U.S. buyout firms pour into Canada: Buyout firms lured in part by Income Trusts

Canada is hardly a new frontier for private equity, but as U.S. buyout firms look for growth opportunities outside the lower 48 states, they are finding that to their north, a robust and challenging market awaits for buyouts.

As one PE pro in Canada says, Canada used to be an environment with “one big transaction every two years.” Such was the case in 2000, when Kohlberg Kravis Roberts & Co. (KKR) led a $2.1 billion buyout of Shoppers Drug Mart Corp. and then came back in 2002 to buy the Bell Canada yellow pages division for $2.5 billion.

But since then, buyout activity led by U.S. funds has picked up, spurred partly by those very deals, which showed that there was money to be made in Canada. (as opposed to U.S. venture capital activity, which is declining; see brief on page 7).

Jim Leech, senior vice president at Teachers’ Merchant Bank, says that the returns KKR got on Shoppers and Bell Canada, “got everyone’s attention.” Leech estimates that now there are about a dozen sizeable U.S. private equity players regularly active in Canada, competing with Canada’s home-grown buyout funds.

The capital under management in Canada’s private equity market is $51 billion, with the buyout segment comprising about half that, according to a 2004 report issued by Goodman and Carr LLP and market researcher Thomson MacDonald (which is owned by Thomson Financial, publisher of PE Week).

And U.S. firms have been active in the last two years – led by The Carlyle Group, Monitor Clipper Partners, Warburg Pincus, Accel-KKR, Bain Capital, Sentinel Capital Partners and KPS Special Situations Funds, among many others.

Reasons for the increase in U.S. fund interest in Canada include: growing amounts of capital, growing numbers of funds, undiscovered Canadian management teams, and the opportunity for liquidity provided by both lower listing requirements in Toronto and Canada’s latest IPO fad, Income Trusts.

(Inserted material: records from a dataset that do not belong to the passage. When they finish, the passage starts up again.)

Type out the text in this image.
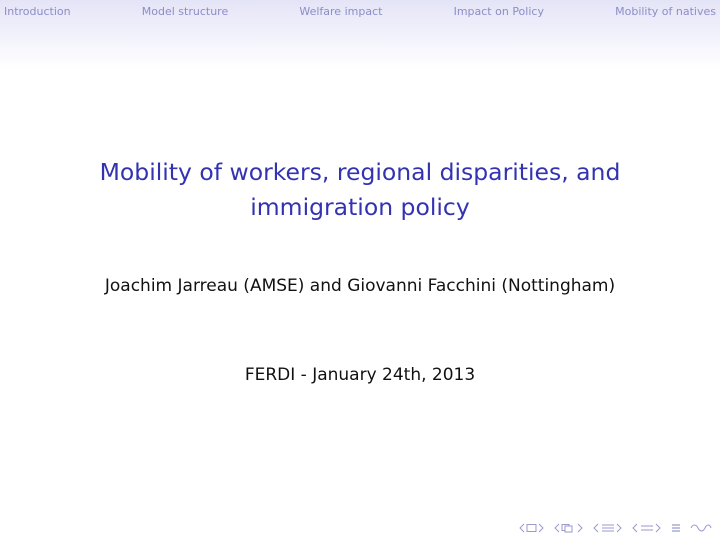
Introduction	Model structure	Welfare impact	Impact on Policy	Mobility of natives
Mobility of workers, regional disparities, and
immigration policy
Joachim Jarreau (AMSE) and Giovanni Facchini (Nottingham)
FERDI - January 24th, 2013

Income Trusts are financial vehicles unique to Canada that allow companies to access the public market via a trust, similar to how a REIT works. Income Trusts have emerged as ominous competitors to buyout funds because they provide a fairly easy exit for business owners at often outstanding multiples of 6x to 8x.

However, Income Trusts are a double-edged sword. “On a number of occasions we have bid on a company only to come in second to an Income Trust,” said Leech. “At the same time, it’s helped our exits.”

Rick Nathan, a managing director at Goodmans Venture Group and president of the Canadian Venture Capital Association (CVCA), says that the Income Trust market has been “a magnet of interest,” with several dozen coming to market over the last year. About two thirds of those, he estimated, had the participation of a private equity fund.

David Rowntree, a managing director and co-founder of Tricor Pacific Capital, which has offices in Chicago and Vancouver, says that an income trust IPO can generate another turn or two on a multiple. He said at least six companies Tricor has looked at have broken off talks to pursue Income Trust status.

Rowntree recalls one transaction two-and-a-half years ago, when the Income Trust market was peaking, in which Tricor had a signed letter of intent to buy a consumer products manufacturer for $90 million. The company ditched the agreement and instead went public as an income trust for $180 million. A year ago, another consumer products maker was negotating with Tricor on a $60 million deal; it went public for more than $80 million.

“They don’t even come to our doorstep anymore. They just go directly to the market,” he said.

But all is not well with income trusts. In September, Canada said it would review their taxability. The government claims it is losing hundreds of millions per year in taxes, says Nathan. The result has been the deletion of an estimated 15% of what was $180 billion in market value of Income Trusts in the last few months.

“Investors didn’t think they were buying into political risk [investing in Income Trusts]. This is a case of the government moving the goal post in the middle of the game,” said Nathan.